Reminding myself of all of the gifts sobriety had given me kept me from being sucked into a cycle of self-pity and destructive behavior.

Avoiding Outside Addictions

Like most addicts, when I am in pain, I will grasp onto anything that will dull that pain, if even for just a moment. One of my favorite ways to do that in the past was through relationships. In order to stop myself from covering up the pain of my breakup through a rebound relationship, I made a commitment to abstain from dating until I had completed my steps with my sponsor.

This self-imposed “man-ban” had the dual benefit of forcing me to face and work through my pain and to get moving on my steps so that I could re-enter the world of dating. Sure, there were times when I attempted to anesthetize myself with an unreasonable amount of pastries from the Italian place down the street from my halfway. I may have downloaded and later deleted a few dating apps in those first few weeks.

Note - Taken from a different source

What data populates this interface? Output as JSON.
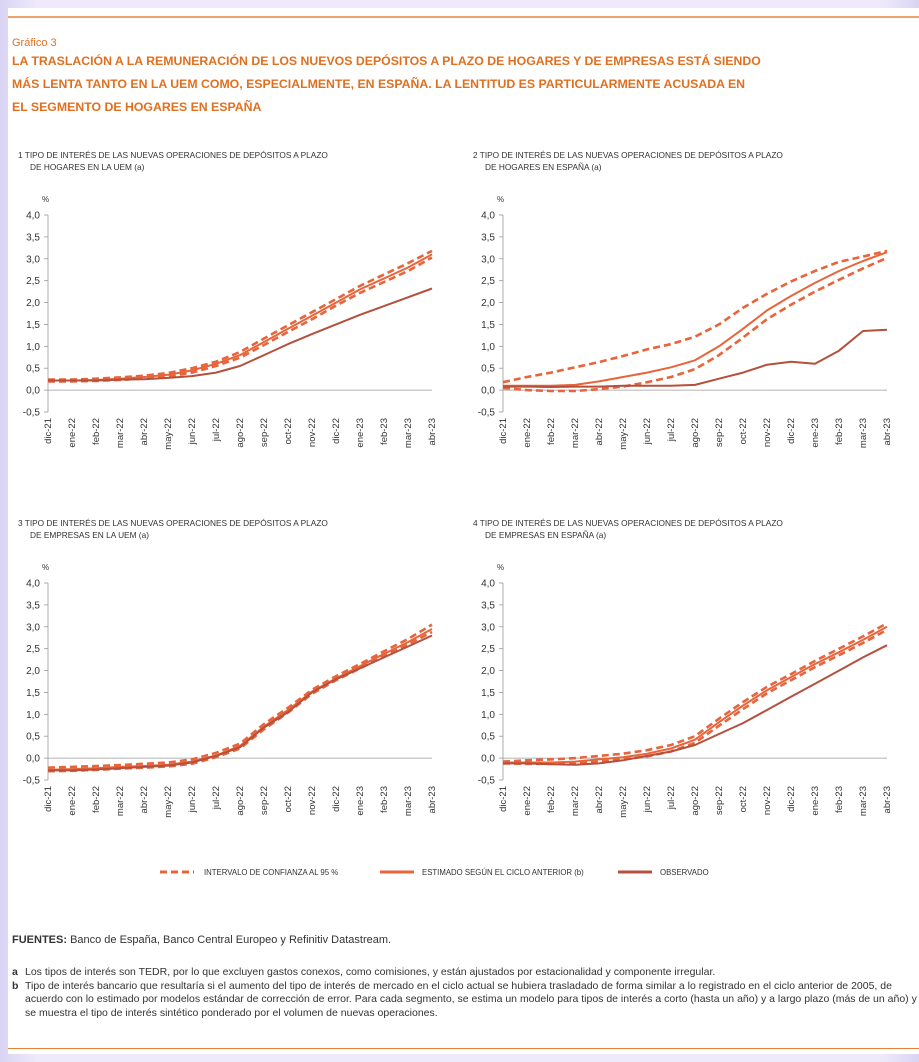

But ultimately, I knew that what my sponsor’s words were true: there is no way to numb it. You can’t go around it. The only way forward is by trusting that on the other side there is peace, serenity, and a greater purpose.

Peace After Pain

For a long while after my first sober break-up, I doubted my higher power’s plan for me. Despite my doubts that the pain would ever subside or that I was capable of a loving and healthy relationship; I placed my faith in my sponsor, my higher power, and in a program of recovery.

Over time, the promises came true. I have worked through and let go of that pain, and I am truly thankful for those lessons. I’ve been able to make an amends to the other person in the relationship. I’ve also been able to have healthy relationships again. I have used my experience to relate to sponsees and newcomers, to assure them that the pain is temporary and that there is immeasurable joy on the other side of it.

Most importantly, through the tears, the sleepless nights, and the doubt, I have learned that no matter the depth of the pain, I do not have to pick up a drink or a drug. When the pain becomes too great, my supports are there to help me carry it. No one completes their recovery on their own. But, the lesson that no crisis means that I must return to the despair of active addiction is one that has served me through all of the ups and downs of my sobriety. What I believed was an earth-shattering sacrifice at the time was, in fact, a gift. And, that’s a lesson that I am grateful to have learned.